Graham Diggle (13 March 1889 – 31 May 1971) was an Australian rules footballer who played with Collingwood in the Victorian Football League (VFL).

==Family==
The son of George Diggle (1860-1938), an undertaker, and Lucy Diggle (1870-1946), née Bird, Graham Diggle was born at Flemington, Victoria on 13 March 1889.

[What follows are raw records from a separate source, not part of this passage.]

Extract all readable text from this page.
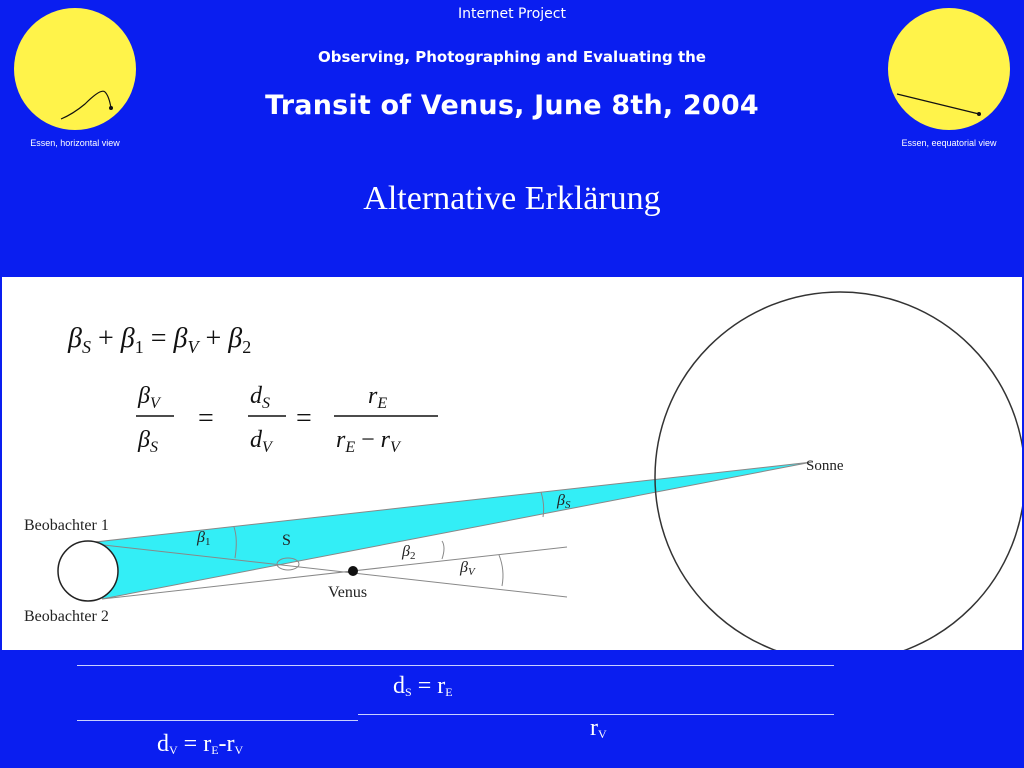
Essen, horizontal view	Essen, eequatorial view
Internet Project
Observing, Photographing and Evaluating the
Transit of Venus, June 8th, 2004
Alternative Erklärung
Beobachter 1
Beobachter 2
Venus
Sonne
S
β1
βS
β2
βV
$\beta_S + \beta_1 = \beta_V + \beta_2$
$\beta_V$
$\beta_S$
=
$d_S$
$d_V$
=
$r_E$
$r_E - r_V$
$d_S = r_E$
$r_V$
$d_V = r_E-r_V$
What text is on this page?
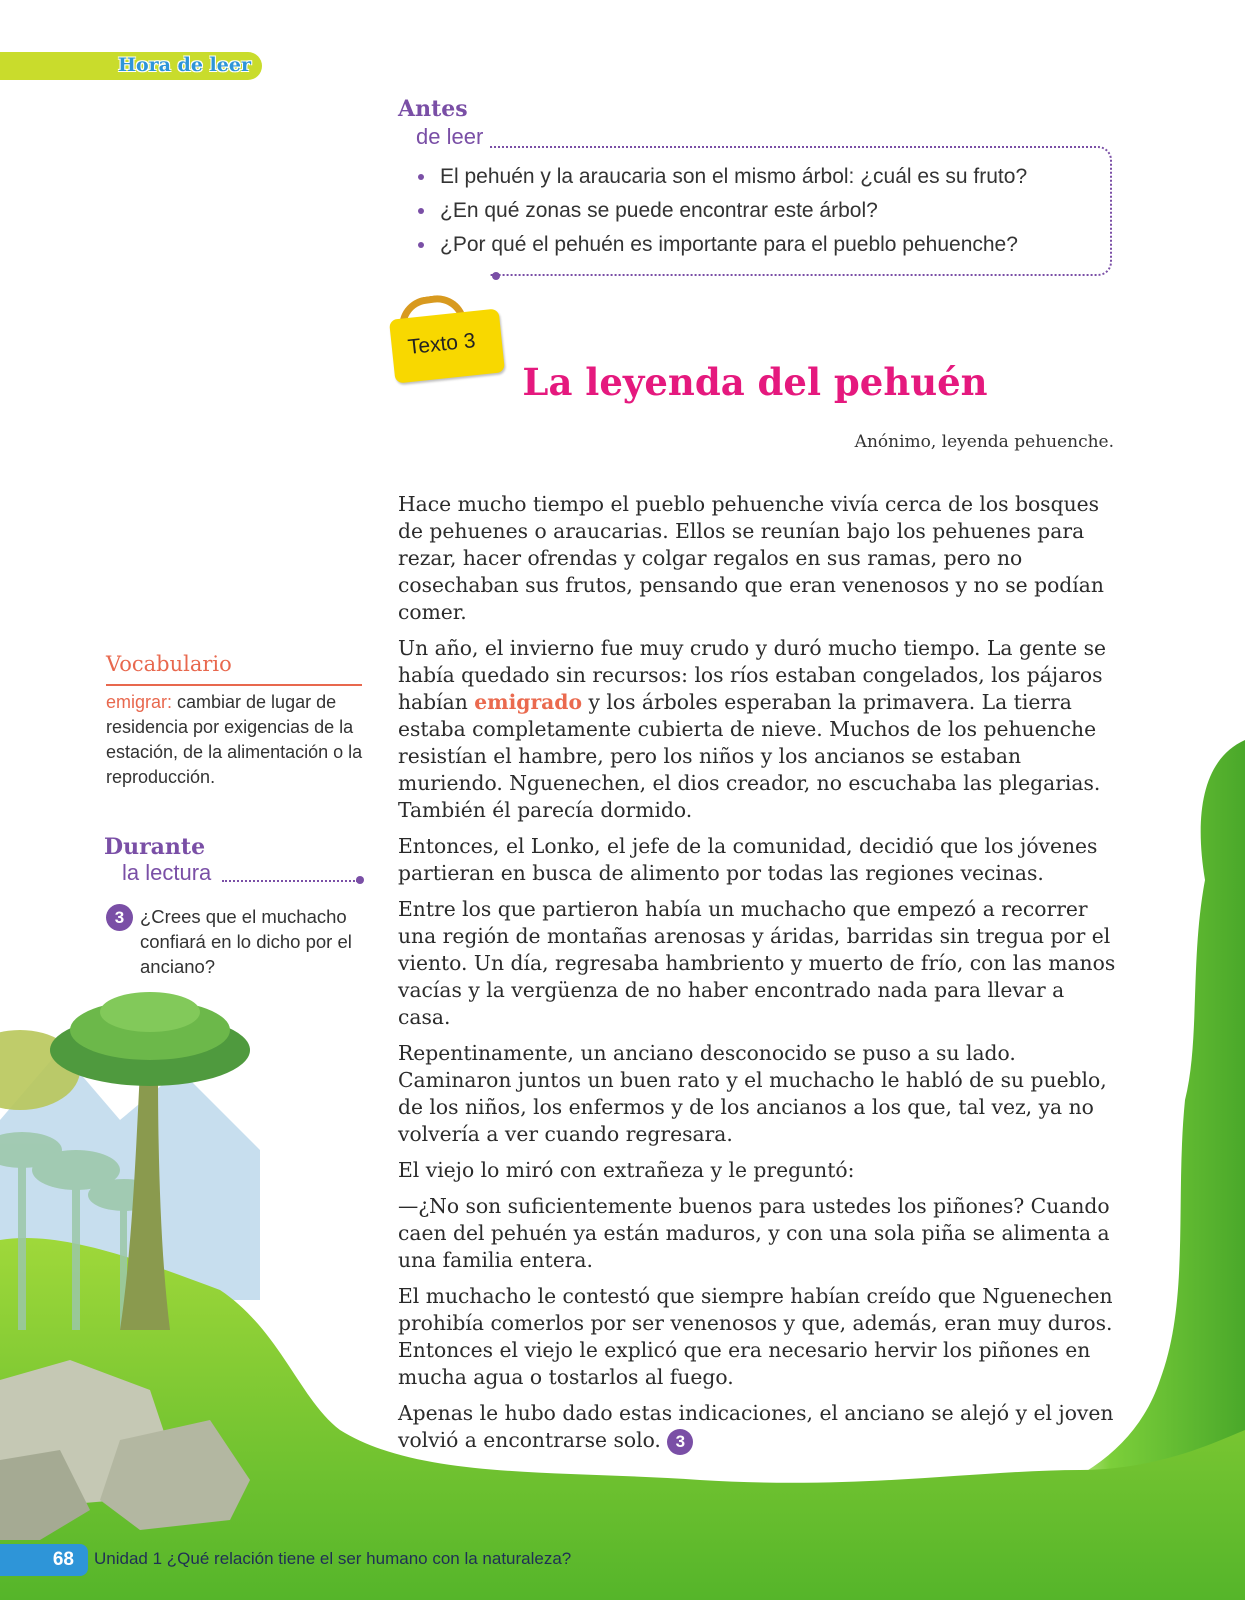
Hora de leer
Antes
de leer
El pehuén y la araucaria son el mismo árbol: ¿cuál es su fruto?
¿En qué zonas se puede encontrar este árbol?
¿Por qué el pehuén es importante para el pueblo pehuenche?
Texto 3
La leyenda del pehuén
Anónimo, leyenda pehuenche.

Hace mucho tiempo el pueblo pehuenche vivía cerca de los bosques de pehuenes o araucarias. Ellos se reunían bajo los pehuenes para rezar, hacer ofrendas y colgar regalos en sus ramas, pero no cosechaban sus frutos, pensando que eran venenosos y no se podían comer.

Un año, el invierno fue muy crudo y duró mucho tiempo. La gente se había quedado sin recursos: los ríos estaban congelados, los pájaros habían emigrado y los árboles esperaban la primavera. La tierra estaba completamente cubierta de nieve. Muchos de los pehuenche resistían el hambre, pero los niños y los ancianos se estaban muriendo. Nguenechen, el dios creador, no escuchaba las plegarias. También él parecía dormido.

Entonces, el Lonko, el jefe de la comunidad, decidió que los jóvenes partieran en busca de alimento por todas las regiones vecinas.

Entre los que partieron había un muchacho que empezó a recorrer una región de montañas arenosas y áridas, barridas sin tregua por el viento. Un día, regresaba hambriento y muerto de frío, con las manos vacías y la vergüenza de no haber encontrado nada para llevar a casa.

Repentinamente, un anciano desconocido se puso a su lado. Caminaron juntos un buen rato y el muchacho le habló de su pueblo, de los niños, los enfermos y de los ancianos a los que, tal vez, ya no volvería a ver cuando regresara.

El viejo lo miró con extrañeza y le preguntó:

—¿No son suficientemente buenos para ustedes los piñones? Cuando caen del pehuén ya están maduros, y con una sola piña se alimenta a una familia entera.

El muchacho le contestó que siempre habían creído que Nguenechen prohibía comerlos por ser venenosos y que, además, eran muy duros. Entonces el viejo le explicó que era necesario hervir los piñones en mucha agua o tostarlos al fuego.

Apenas le hubo dado estas indicaciones, el anciano se alejó y el joven volvió a encontrarse solo. 3

Vocabulario
emigrar: cambiar de lugar de residencia por exigencias de la estación, de la alimentación o la reproducción.
Durante
la lectura
3 ¿Crees que el muchacho confiará en lo dicho por el anciano?
68	Unidad 1 ¿Qué relación tiene el ser humano con la naturaleza?
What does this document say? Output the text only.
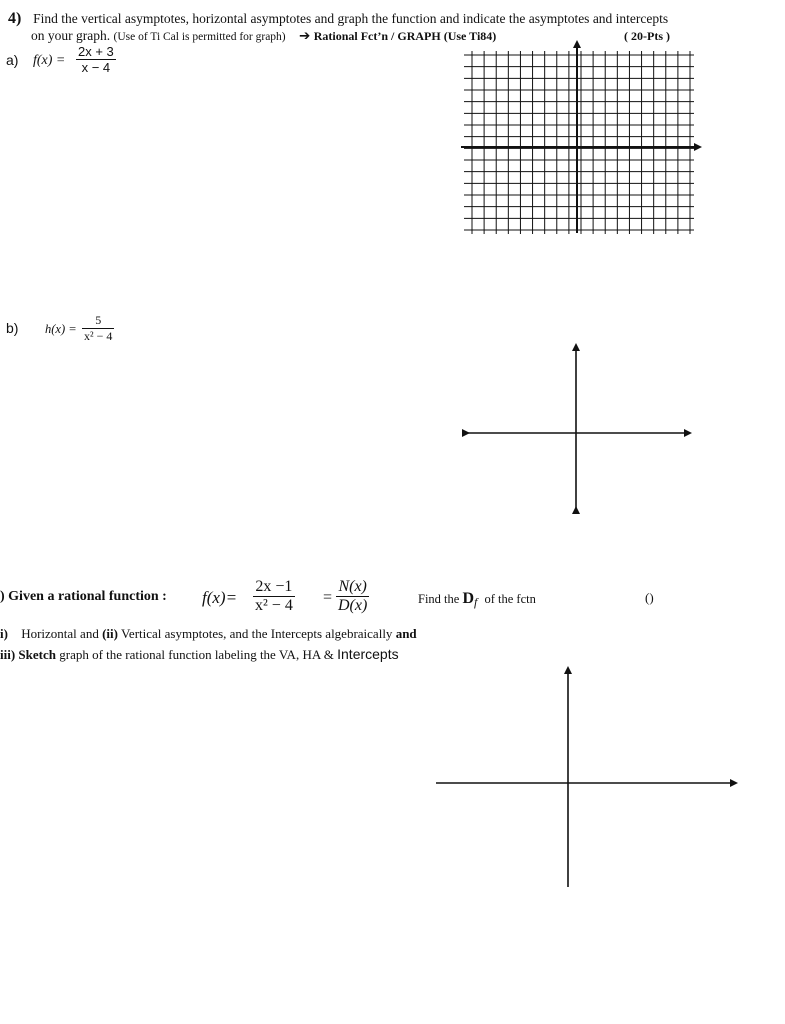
4) Find the vertical asymptotes, horizontal asymptotes and graph the function and indicate the asymptotes and intercepts
on your graph. (Use of Ti Cal is permitted for graph) ➔ Rational Fct’n / GRAPH (Use Ti84)	( 20-Pts )
a) $f(x) = \frac{2x + 3}{x - 4}$
b) $h(x) = \frac{5}{\text{x² − 4}}$
) Given a rational function : $f(x)= \frac{2x -1}{\text{x² − 4}} = \frac{N(x)}{D(x)}$	Find the Df of the fctn	()
i) Horizontal and (ii) Vertical asymptotes, and the Intercepts algebraically and
iii) Sketch graph of the rational function labeling the VA, HA & Intercepts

He married Agnes Mary Smith (1886-1959) on 11 April 1914.

The Hon. D.G. Elliott.—
I remember that a member of a committee of the Seymour Football

Club, which played in the Waranga-North-East League, was an ex-

Collingwood footballer, Graham Diggle. Apart from being a builder,

Mr. Diggle was also the local undertaker. There was a famous

phrase in the Waranga area, "When it ceases to wriggle, you take

it to Diggle." If he is still living in the area, I hope members who

represent it will pass on our kind regards to Mr. Diggle, who in his

day was a great ruckman.

      (Parliament of Victoria, Hansard).

==Football==
===Collingwood VFL)===
Recruited from the Euroa Football Club in the Euroa District Football League (EDFL), he played 13 games for Collingwood's First XVIII over three seasons: 9 games in 1907; 2 games in 1908; and 2 games in 1909.

===Euroa (EDFL)===
Released by Collingwood in May 1909, he returned to the Euroa Football Club.

===Essendon A (VFA)===
Cleared from Collingwood to Essendon A in the VFA in July 1912, Diggle played in 44 First XVIII matches for Essendon from 1912 to 1915, and 3 games in the post-war VFA competition in 1919.

===Seymour (WNEFA)===
From 1920 to 1924, he was captain-coach of the Seymour Football Club in the Waranga North East Football Association. The team won two premierships in Diggle's time as coach: in 1920, and in 1923 (unbeaten in the entire season).

==Death==
He died at Seymour, Victoria on 31 May 1971.